The FX market should be converged and we need to fix the country’s supply of FX. There is also need to create a right environment for businesses to thrive so that all of this will help the country’s foreign exchange
The TEF was established to create more successful African business leaders because the future of Africa is the young ones and entrepreneurship has a key role to play in developing the continent.
“This is its seventh year running and about 10,000 Africans have benefited from the programme. Annually we provide a 12 weeks training for 1,000 beneficiaries, mentorship opportunities, $5,000 non-refundable seed capital and networking platforms,” he said.
The initiative has also been able to get partnership with other organizations such as the UNDP, European Union which recently provided $25 million for 2,400 females across Africa, and other organisations.
The Afri-capitalism mantra
Elumelu said Afri-capitalism is not an ideology, it is just a call from one private sector person to another saying we all have a role to play in the development of our continent and we can do so by investing in critical sectors of the African economy like infrastructure, power, improving access to electricity, railways, etc.
We need to do all of this to help the continent develop by investing long term in these sectors, it creates economic prosperity for the investors and social wealth for everybody, making it a win-win situation.
It is like a new way of being involved in the true and meaningful way of developing the continent.
“At Transcorp for instance we invest in power to make money but more importantly we invest in power to catalyse the economic development of Nigeria.
“Our young ones are multitalented and if we improve access to electricity in this country, we will create our own silicon valley, our own Bill Gates. What is holding our people down to a large extent is power,” he said.

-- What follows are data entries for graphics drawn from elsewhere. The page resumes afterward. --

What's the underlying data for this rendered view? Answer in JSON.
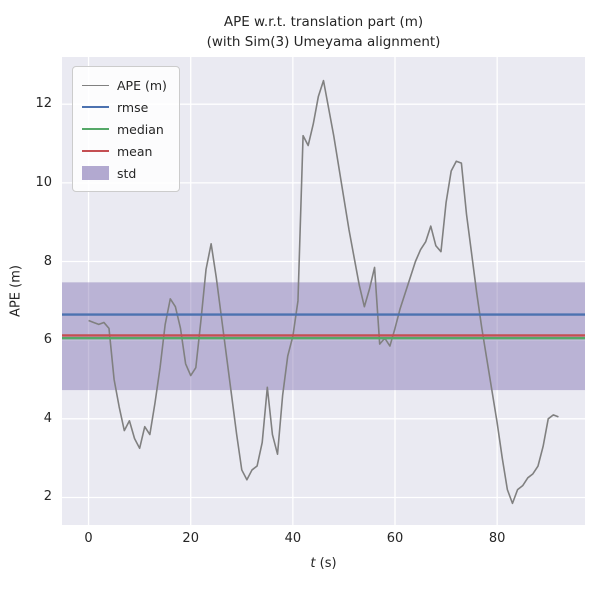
{
  "figure": {
    "title_line1": "APE w.r.t. translation part (m)",
    "title_line2": "(with Sim(3) Umeyama alignment)",
    "ylabel": "APE (m)",
    "xlabel_var": "t",
    "xlabel_rest": " (s)"
  },
  "chart_data": {
    "type": "line",
    "title": "APE w.r.t. translation part (m) (with Sim(3) Umeyama alignment)",
    "xlabel": "t (s)",
    "ylabel": "APE (m)",
    "xlim": [
      -5.2,
      97.2
    ],
    "ylim": [
      1.3,
      13.2
    ],
    "x_ticks": [
      0,
      20,
      40,
      60,
      80
    ],
    "y_ticks": [
      2,
      4,
      6,
      8,
      10,
      12
    ],
    "grid": true,
    "plot_bg": "#EAEAF2",
    "grid_color": "#FFFFFF",
    "legend_position": "upper left",
    "t": {
      "start": 0,
      "step": 1
    },
    "series": [
      {
        "name": "APE (m)",
        "kind": "line",
        "color": "#808080",
        "linewidth": 1.6,
        "values": [
          6.5,
          6.45,
          6.4,
          6.45,
          6.3,
          5.0,
          4.3,
          3.7,
          3.95,
          3.5,
          3.25,
          3.8,
          3.6,
          4.4,
          5.3,
          6.4,
          7.05,
          6.85,
          6.3,
          5.4,
          5.1,
          5.3,
          6.5,
          7.8,
          8.45,
          7.6,
          6.6,
          5.6,
          4.6,
          3.6,
          2.7,
          2.45,
          2.7,
          2.8,
          3.4,
          4.8,
          3.6,
          3.1,
          4.6,
          5.6,
          6.1,
          7.0,
          11.2,
          10.95,
          11.5,
          12.2,
          12.6,
          11.9,
          11.2,
          10.4,
          9.6,
          8.8,
          8.1,
          7.4,
          6.85,
          7.3,
          7.85,
          5.9,
          6.05,
          5.85,
          6.3,
          6.8,
          7.2,
          7.6,
          8.0,
          8.3,
          8.5,
          8.9,
          8.4,
          8.25,
          9.5,
          10.3,
          10.55,
          10.5,
          9.2,
          8.2,
          7.2,
          6.3,
          5.5,
          4.7,
          3.9,
          3.0,
          2.2,
          1.85,
          2.2,
          2.3,
          2.5,
          2.6,
          2.8,
          3.3,
          4.0,
          4.1,
          4.05
        ]
      },
      {
        "name": "rmse",
        "kind": "hline",
        "color": "#4C72B0",
        "linewidth": 2.4,
        "value": 6.65
      },
      {
        "name": "median",
        "kind": "hline",
        "color": "#55A868",
        "linewidth": 2.4,
        "value": 6.05
      },
      {
        "name": "mean",
        "kind": "hline",
        "color": "#C44E52",
        "linewidth": 2.4,
        "value": 6.12
      },
      {
        "name": "std",
        "kind": "band",
        "color": "#8172B2",
        "opacity": 0.45,
        "min": 4.73,
        "max": 7.47
      }
    ]
  }
}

Also for the private sector to invest and thrive, the government must create an enabling environment.
To a large extent my mum played an important role in shaping me. I am a direct beneficiary of the catalytic impact of women in moulding and shaping societies and I want to continue to encourage that.
In the workplace, most of our CEOs are women, women get things done they are loyal and reliable. The time has come for us to realise the immense potential of women in shaping and making a good society.